Si le système financier a pu atteindre des dimensions jugées disproportionnées, c’est disions- nous en raison d’un processus généralisé de titrisation du réel. Encore faut-il que ce dernier soit titrisable et donc accessible à la titrisation. De ce point de vue, lorsque le monde réel vit au sein d’un marché muselé voire interdit, le carburant d’une financiarisation sans limite se fait trop rare. C’est le cas lorsqu’un système monétaire international, tel celui de Bretton Woods surveille étroitement le strict respect du principe des taux de change fixes ; ou lorsque les déficits publics sont gérés hors marché par répression financière; voire enfin, lorsque la bancarisation d’une société se trouve très limitée .
Autant de faits qui renvoient à l’organisation politique du réel. D’où l’hypothèse suivante : les caractéristiques qualitatives et quantitatives du système financier renvoient au mode d’appropriation de la contrainte publique à des fins privées, et donc aux modalités de fonctionnement des Etats.
Si l’on considère 3 états possibles du système financier : un système de banques libres, un système hiérarchisé avec banque centrale dépendante des Etats, et un système hiérarchisé organisant l’indépendance des banques centrales, il est possible d’établir une relation de correspondance entre forme du système financier et forme de l’Etat.
Un objet éphémère : la banque libre.
Une première relation de correspondance peut être lue empiriquement, dans ce qui faisait, à la fin du moyen-âge, l’articulation des familles de financiers pratiquant librement le change des monnaies, aux pouvoirs étatiques monopolisant le monnayage des espèces métalliques. Articulation bien examinée par Boyer- Xambeu ( « Monnaies privées et pouvoirs des princes »- Presses de sc-po- 1986). Plus théoriquement, il s’agit là d’entrepreneurs économiques- des banquiers privés- en relations plus ou moins conflictuelles avec des entrepreneurs politiques – des princes- utilisant la contrainte publique à des fins privées . Jeu d’acteurs bien connus des théoriciens de l’aventure étatique.

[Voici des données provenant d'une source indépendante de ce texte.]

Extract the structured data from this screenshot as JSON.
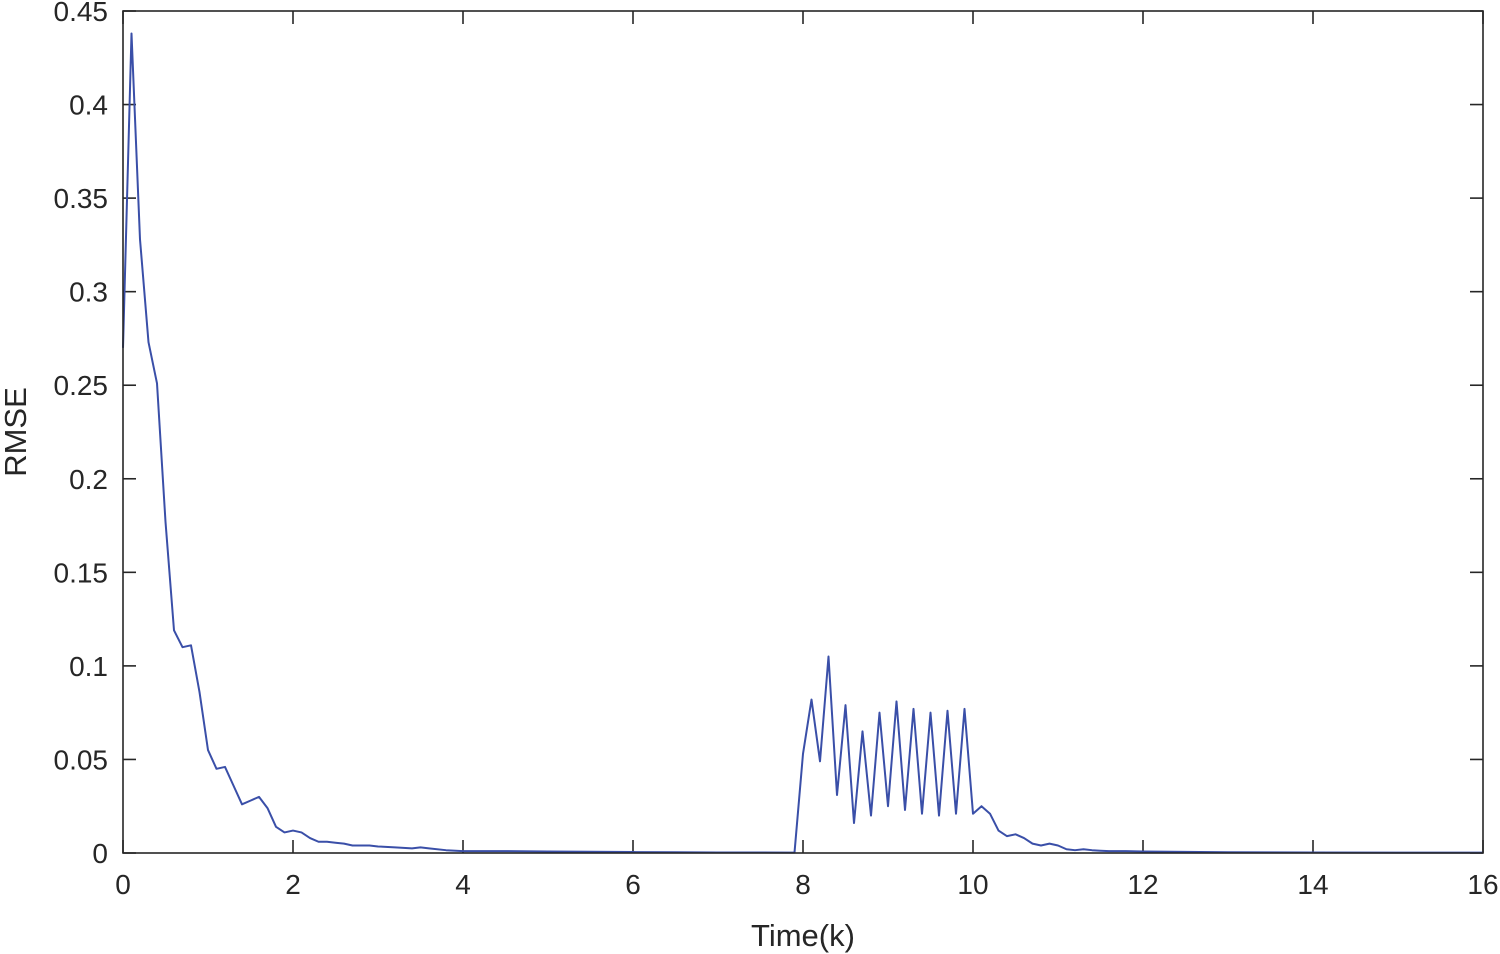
{
  "chart_data": {
    "type": "line",
    "title": "",
    "xlabel": "Time(k)",
    "ylabel": "RMSE",
    "xlim": [
      0,
      16
    ],
    "ylim": [
      0,
      0.45
    ],
    "grid": false,
    "box": true,
    "xticks": [
      0,
      2,
      4,
      6,
      8,
      10,
      12,
      14,
      16
    ],
    "xtick_labels": [
      "0",
      "2",
      "4",
      "6",
      "8",
      "10",
      "12",
      "14",
      "16"
    ],
    "yticks": [
      0,
      0.05,
      0.1,
      0.15,
      0.2,
      0.25,
      0.3,
      0.35,
      0.4,
      0.45
    ],
    "ytick_labels": [
      "0",
      "0.05",
      "0.1",
      "0.15",
      "0.2",
      "0.25",
      "0.3",
      "0.35",
      "0.4",
      "0.45"
    ],
    "colors": {
      "line": "#3a4fa8",
      "axis": "#262626",
      "background": "#ffffff"
    },
    "series": [
      {
        "x": [
          0,
          0.1,
          0.2,
          0.3,
          0.4,
          0.5,
          0.6,
          0.7,
          0.8,
          0.9,
          1.0,
          1.1,
          1.2,
          1.3,
          1.4,
          1.5,
          1.6,
          1.7,
          1.8,
          1.9,
          2.0,
          2.1,
          2.2,
          2.3,
          2.4,
          2.5,
          2.6,
          2.7,
          2.8,
          2.9,
          3.0,
          3.2,
          3.4,
          3.5,
          3.6,
          3.8,
          4.0,
          4.5,
          5.0,
          5.5,
          6.0,
          6.5,
          7.0,
          7.5,
          7.9,
          8.0,
          8.1,
          8.2,
          8.3,
          8.4,
          8.5,
          8.6,
          8.7,
          8.8,
          8.9,
          9.0,
          9.1,
          9.2,
          9.3,
          9.4,
          9.5,
          9.6,
          9.7,
          9.8,
          9.9,
          10.0,
          10.1,
          10.2,
          10.3,
          10.4,
          10.5,
          10.6,
          10.7,
          10.8,
          10.9,
          11.0,
          11.1,
          11.2,
          11.3,
          11.4,
          11.5,
          11.6,
          11.8,
          12.0,
          12.5,
          13.0,
          14.0,
          15.0,
          16.0
        ],
        "y": [
          0.27,
          0.438,
          0.328,
          0.273,
          0.251,
          0.177,
          0.119,
          0.11,
          0.111,
          0.086,
          0.055,
          0.045,
          0.046,
          0.036,
          0.026,
          0.028,
          0.03,
          0.024,
          0.014,
          0.011,
          0.012,
          0.011,
          0.008,
          0.006,
          0.006,
          0.0055,
          0.005,
          0.004,
          0.004,
          0.004,
          0.0035,
          0.003,
          0.0025,
          0.003,
          0.0025,
          0.0015,
          0.001,
          0.001,
          0.0008,
          0.0007,
          0.0005,
          0.0004,
          0.0003,
          0.0003,
          0.0002,
          0.053,
          0.082,
          0.049,
          0.105,
          0.031,
          0.079,
          0.016,
          0.065,
          0.02,
          0.075,
          0.025,
          0.081,
          0.023,
          0.077,
          0.021,
          0.075,
          0.02,
          0.076,
          0.021,
          0.077,
          0.021,
          0.025,
          0.021,
          0.012,
          0.009,
          0.01,
          0.008,
          0.005,
          0.004,
          0.005,
          0.004,
          0.002,
          0.0015,
          0.002,
          0.0015,
          0.0012,
          0.001,
          0.001,
          0.0008,
          0.0006,
          0.0004,
          0.0003,
          0.0002,
          0.0002
        ]
      }
    ]
  }
}
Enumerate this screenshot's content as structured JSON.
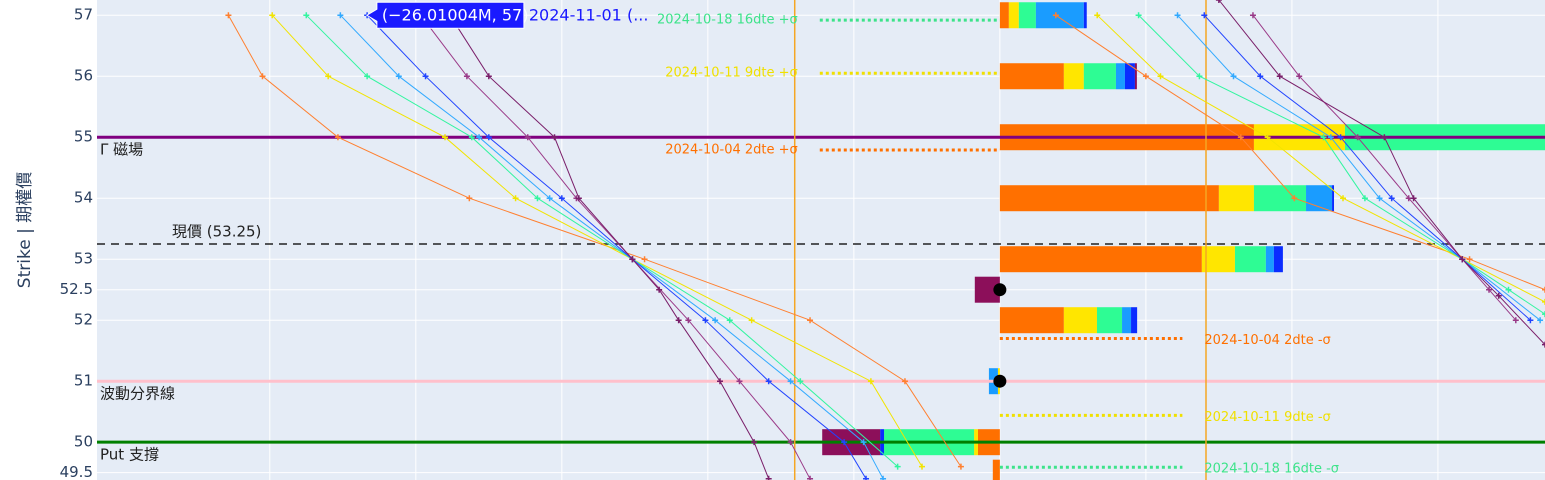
{
  "chart_data": {
    "type": "bar",
    "orientation": "h",
    "y_title": "Strike  |  期權價",
    "strikes": [
      49.5,
      50,
      51,
      52,
      52.5,
      53,
      54,
      55,
      56,
      57
    ],
    "series": [
      {
        "color": "#ff7000",
        "values": [
          -0.29,
          -0.9,
          0,
          2.63,
          0,
          8.3,
          9.0,
          10.44,
          2.63,
          0.37
        ]
      },
      {
        "color": "#ffe600",
        "values": [
          0,
          -0.16,
          -0.08,
          1.36,
          0,
          1.36,
          1.44,
          3.74,
          0.82,
          0.41
        ]
      },
      {
        "color": "#2efc94",
        "values": [
          0,
          -3.7,
          0,
          1.03,
          0,
          1.27,
          2.14,
          9.0,
          1.32,
          0.7
        ]
      },
      {
        "color": "#1a9cff",
        "values": [
          0,
          0,
          -0.37,
          0.37,
          0,
          0.33,
          1.07,
          0,
          0.37,
          1.97
        ]
      },
      {
        "color": "#0a2cff",
        "values": [
          0,
          -0.16,
          0,
          0.25,
          0,
          0.37,
          0.08,
          0,
          0.41,
          0.12
        ]
      },
      {
        "color": "#8c0f5a",
        "values": [
          0,
          -2.38,
          0,
          0,
          -1.03,
          0,
          0,
          0,
          0.08,
          0
        ]
      }
    ],
    "curves": [
      {
        "color": "#ff8030",
        "x": [
          -31.7,
          -30.3,
          -27.2,
          -21.8,
          -14.6,
          -7.8,
          -3.9,
          -1.6
        ],
        "y": [
          57,
          56,
          55,
          54,
          53,
          52,
          51,
          49.6
        ]
      },
      {
        "color": "#f2e400",
        "x": [
          -29.9,
          -27.6,
          -22.8,
          -19.9,
          -15.1,
          -10.2,
          -5.3,
          -3.2
        ],
        "y": [
          57,
          56,
          55,
          54,
          53,
          52,
          51,
          49.6
        ]
      },
      {
        "color": "#33f5a0",
        "x": [
          -28.5,
          -26.0,
          -21.7,
          -19.0,
          -15.1,
          -11.1,
          -8.2,
          -4.2
        ],
        "y": [
          57,
          56,
          55,
          54,
          53,
          52,
          51,
          49.6
        ]
      },
      {
        "color": "#33aaff",
        "x": [
          -27.1,
          -24.7,
          -21.4,
          -18.5,
          -15.1,
          -11.7,
          -8.6,
          -5.6,
          -4.8
        ],
        "y": [
          57,
          56,
          55,
          54,
          53,
          52,
          51,
          50,
          49.4
        ]
      },
      {
        "color": "#2244ff",
        "x": [
          -26.0,
          -23.6,
          -21.0,
          -18.0,
          -15.1,
          -12.1,
          -9.5,
          -6.4,
          -5.5
        ],
        "y": [
          57,
          56,
          55,
          54,
          53,
          52,
          51,
          50,
          49.4
        ]
      },
      {
        "color": "#9a3a88",
        "x": [
          -23.8,
          -21.9,
          -19.4,
          -17.4,
          -15.1,
          -12.8,
          -10.7,
          -8.6,
          -7.8
        ],
        "y": [
          57,
          56,
          55,
          54,
          53,
          52,
          51,
          50,
          49.4
        ]
      },
      {
        "color": "#7a1f6a",
        "x": [
          -22.6,
          -21.0,
          -18.3,
          -17.3,
          -15.1,
          -14.0,
          -13.2,
          -11.5,
          -10.1,
          -9.5
        ],
        "y": [
          57,
          56,
          55,
          54,
          53,
          52.5,
          52,
          51,
          50,
          49.4
        ]
      },
      {
        "color": "#ff8030",
        "x": [
          2.3,
          6.0,
          9.9,
          12.1,
          19.3,
          22.4
        ],
        "y": [
          57,
          56,
          55,
          54,
          53,
          52.5
        ]
      },
      {
        "color": "#f2e400",
        "x": [
          4.0,
          6.6,
          11.0,
          14.1,
          19.0,
          22.4
        ],
        "y": [
          57,
          56,
          55,
          54,
          53,
          52.3
        ]
      },
      {
        "color": "#33f5a0",
        "x": [
          5.7,
          8.2,
          13.3,
          15.0,
          19.0,
          20.9,
          22.4
        ],
        "y": [
          57,
          56,
          55,
          54,
          53,
          52.5,
          52.1
        ]
      },
      {
        "color": "#33aaff",
        "x": [
          7.3,
          9.6,
          13.6,
          15.6,
          19.0,
          22.2
        ],
        "y": [
          57,
          56,
          55,
          54,
          53,
          52
        ]
      },
      {
        "color": "#2244ff",
        "x": [
          8.4,
          10.7,
          14.0,
          16.1,
          19.0,
          21.8
        ],
        "y": [
          57,
          56,
          55,
          54,
          53,
          52
        ]
      },
      {
        "color": "#9a3a88",
        "x": [
          10.4,
          12.3,
          14.7,
          16.8,
          19.0,
          20.1,
          21.2
        ],
        "y": [
          57,
          56,
          55,
          54,
          53,
          52.5,
          52
        ]
      },
      {
        "color": "#7a1f6a",
        "x": [
          9.0,
          11.5,
          15.8,
          17.0,
          19.0,
          20.5,
          22.4
        ],
        "y": [
          57.25,
          56,
          55,
          54,
          53,
          52.4,
          51.6
        ]
      }
    ],
    "hlines": [
      {
        "y": 55,
        "color": "#800080",
        "label": "Γ 磁場"
      },
      {
        "y": 51,
        "color": "#ffc0cb",
        "label": "波動分界線"
      },
      {
        "y": 50,
        "color": "#008000",
        "label": "Put 支撐"
      },
      {
        "y": 53.25,
        "color": "#222222",
        "dash": true,
        "label": "現價 (53.25)"
      }
    ],
    "vlines": [
      {
        "x": -8.43,
        "color": "#f5a623"
      },
      {
        "x": 8.47,
        "color": "#f5a623"
      }
    ],
    "sigma_lines": [
      {
        "text": "2024-10-18 16dte +σ",
        "color": "#3de38a",
        "y": 56.92,
        "x0": -7.4,
        "x1": 0
      },
      {
        "text": "2024-10-11 9dte +σ",
        "color": "#f0e000",
        "y": 56.05,
        "x0": -7.4,
        "x1": 0
      },
      {
        "text": "2024-10-04 2dte +σ",
        "color": "#ff7000",
        "y": 54.79,
        "x0": -7.4,
        "x1": 0
      },
      {
        "text": "2024-10-04 2dte -σ",
        "color": "#ff7000",
        "y": 51.7,
        "x0": 0,
        "x1": 7.5
      },
      {
        "text": "2024-10-11 9dte -σ",
        "color": "#f0e000",
        "y": 50.44,
        "x0": 0,
        "x1": 7.5
      },
      {
        "text": "2024-10-18 16dte -σ",
        "color": "#3de38a",
        "y": 49.59,
        "x0": 0,
        "x1": 7.5
      }
    ],
    "points": {
      "x": [
        0,
        0
      ],
      "y": [
        52.5,
        51
      ],
      "color": "#000000"
    },
    "hover": {
      "text": "(−26.01004M, 57)",
      "name": "2024-11-01 (...",
      "x": -26.01004,
      "y": 57,
      "color": "#1a1aff"
    },
    "xlim": [
      -37.1,
      22.4
    ],
    "ylim": [
      49.38,
      57.25
    ],
    "xticks": [
      -30,
      -24,
      -18,
      -12,
      -6,
      0,
      6,
      12,
      18
    ],
    "yticks": [
      49.5,
      50,
      51,
      52,
      52.5,
      53,
      54,
      55,
      56,
      57
    ],
    "grid": true
  }
}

Ce premier mode de congruence, entre système financier et forme étatique, n’avait qu’un avenir limité tant la suite de l’aventure étatique devait confirmer l’unité, entre cet équivalent général qu’est la loi, et cet autre équivalent général qu’est la monnaie. Toutefois des réseaux de banques libres, travaillant en milieu concurrentiel, ont existé dans nombre de pays, et en particulier en Ecosse entre 1715 et 1845. Des banques libres, émettent ainsi de la monnaie privée sur la base de contrats de monnaie, jouissant des principes de la rigueur des contrats. Cela signifie que le papier émis ne peut être manipulé, sauf à encourir des sanctions juridiques portant jusqu’à la saisie des biens propres des banquiers émetteurs. Parce qu’échange privé, le contrat de monnaie prévoit le respect des droits de propriété des échangistes. Un libertarien comme Hayek, sera au 20ième siècle, évidemment favorable à la privatisation de la monnaie, comme solution au strict respect des contrats.
En raison de sa nature contractuelle, la monnaie émise par ces banques libres, est un équivalent général contractuel et non légal. C’est dire que les diverses monnaies émises en concurrence, doivent pourvoir s’échanger librement, sur la base de la confiance envers les divers contrats de monnaie. Cela signifie une très grande responsabilité des banquiers, qui sont porteurs d’un intérêt complètement personnel à la valeur de la monnaie qu’ils émettent. Ce qui nous éloigne des libertés autorisées par le bouclier du « too big to fail », et de tout ce qui aura permis sa construction. Au plan étatique, cela signifie encore des entrepreneurs politiques qui se bornent à n’utiliser la violence de la loi, que pour faire respecter la propriété.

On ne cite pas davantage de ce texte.